There were two magpies outside earlier today beneath my window and I could hear them communicating with each other. And it struck me what a complicated language they seem to have, it was almost like they were talking like humans do. Magpies are smart birds, apparently they are one of the few animals that can recognise themselves in a mirror. I like magpies. I like all birds really, I think it is the wonderful otherness of birds mixed with the things we seem to share in common with them that draws me to them. They are dinosaurs, who went down a different evolutionary tree than mammals (we split from each other at the reptiles), yet although different from one another our brains seem to work in a similar way.
It seems to me many animals communicate with one another. Some animals such as wolves that work as a team must have pretty good communication to be able to organise themselves the way they do when hunting. I remember also hearing a story about how elephants visit graveyards and hold the bones of their ancestors in their trunks. That shows a sense of family, of knowledge of the past and sentimentality perhaps.
I think animals are much smarter and much more conscious than many humans give them credit for. They are a lot like us really, which makes sense because many of them share the same basic nervous system we do. Everything since the jellyfish and sea anenomes has the same neuron design, except maybe cephalopods who have a more complex nervous system than we have.
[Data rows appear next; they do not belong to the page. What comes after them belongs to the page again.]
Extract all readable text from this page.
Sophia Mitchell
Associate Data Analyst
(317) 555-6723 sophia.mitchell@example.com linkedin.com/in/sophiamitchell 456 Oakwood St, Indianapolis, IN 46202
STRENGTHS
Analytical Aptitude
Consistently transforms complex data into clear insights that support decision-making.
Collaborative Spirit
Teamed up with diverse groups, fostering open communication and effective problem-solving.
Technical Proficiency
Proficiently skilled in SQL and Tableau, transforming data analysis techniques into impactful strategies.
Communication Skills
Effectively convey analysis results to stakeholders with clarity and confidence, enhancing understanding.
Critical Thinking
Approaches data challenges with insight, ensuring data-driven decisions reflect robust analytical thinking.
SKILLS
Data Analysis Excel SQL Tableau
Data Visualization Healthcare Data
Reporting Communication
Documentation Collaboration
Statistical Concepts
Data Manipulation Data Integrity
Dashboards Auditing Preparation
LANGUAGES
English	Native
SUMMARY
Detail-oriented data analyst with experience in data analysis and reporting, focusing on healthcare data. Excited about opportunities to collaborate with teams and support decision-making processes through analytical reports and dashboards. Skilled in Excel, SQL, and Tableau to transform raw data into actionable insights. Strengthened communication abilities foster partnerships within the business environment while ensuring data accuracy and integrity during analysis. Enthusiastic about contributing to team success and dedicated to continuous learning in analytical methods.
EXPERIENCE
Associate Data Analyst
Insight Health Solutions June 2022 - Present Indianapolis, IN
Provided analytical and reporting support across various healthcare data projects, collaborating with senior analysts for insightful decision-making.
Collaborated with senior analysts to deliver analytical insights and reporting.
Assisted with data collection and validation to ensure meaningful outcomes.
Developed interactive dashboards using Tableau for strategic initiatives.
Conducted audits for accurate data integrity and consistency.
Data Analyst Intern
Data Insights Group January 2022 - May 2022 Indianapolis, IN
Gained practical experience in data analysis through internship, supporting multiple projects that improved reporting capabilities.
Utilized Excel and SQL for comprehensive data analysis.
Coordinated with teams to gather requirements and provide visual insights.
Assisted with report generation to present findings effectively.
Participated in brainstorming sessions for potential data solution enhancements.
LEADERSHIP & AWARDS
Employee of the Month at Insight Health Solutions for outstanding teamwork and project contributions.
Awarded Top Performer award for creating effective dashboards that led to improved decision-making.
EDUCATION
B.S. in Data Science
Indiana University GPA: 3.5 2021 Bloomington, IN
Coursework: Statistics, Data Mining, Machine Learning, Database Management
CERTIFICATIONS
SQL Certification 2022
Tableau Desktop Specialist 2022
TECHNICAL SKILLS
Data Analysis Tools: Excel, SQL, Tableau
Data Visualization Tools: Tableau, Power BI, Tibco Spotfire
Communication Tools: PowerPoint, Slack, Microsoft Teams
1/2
We humans apparently share much of our DNA with fruit flies.
The arrogant disregard some people can have towards other species of life annoys me. Many humans seem to assume that just because other animals can't talk in our language they are just stupid mindless beasts. Animals are treated as inferior in our human world, with no voice or rights. Yet our civilisation has such an impact on them, on their homes, on their survival. I think humans need to evolve beyond these ways of thinking and develop a new way of thinking, so we can build a better civilisation that can work with the eco-systems around us instead of against them. If we want to survive we need to let go of the 'dog-eat-dog' mentality and become a more altruistic species. We need to realise that our actions in this world effect the other life we share this planet with; and our civilisation should not be just for our benefit, but for the benefit of all.
It could be that there are some animals who are much smarter than homo sapiens; who may yet prove it by outliving us in the end. Will they remember us as they hunt and play in the ruins of our once great cities.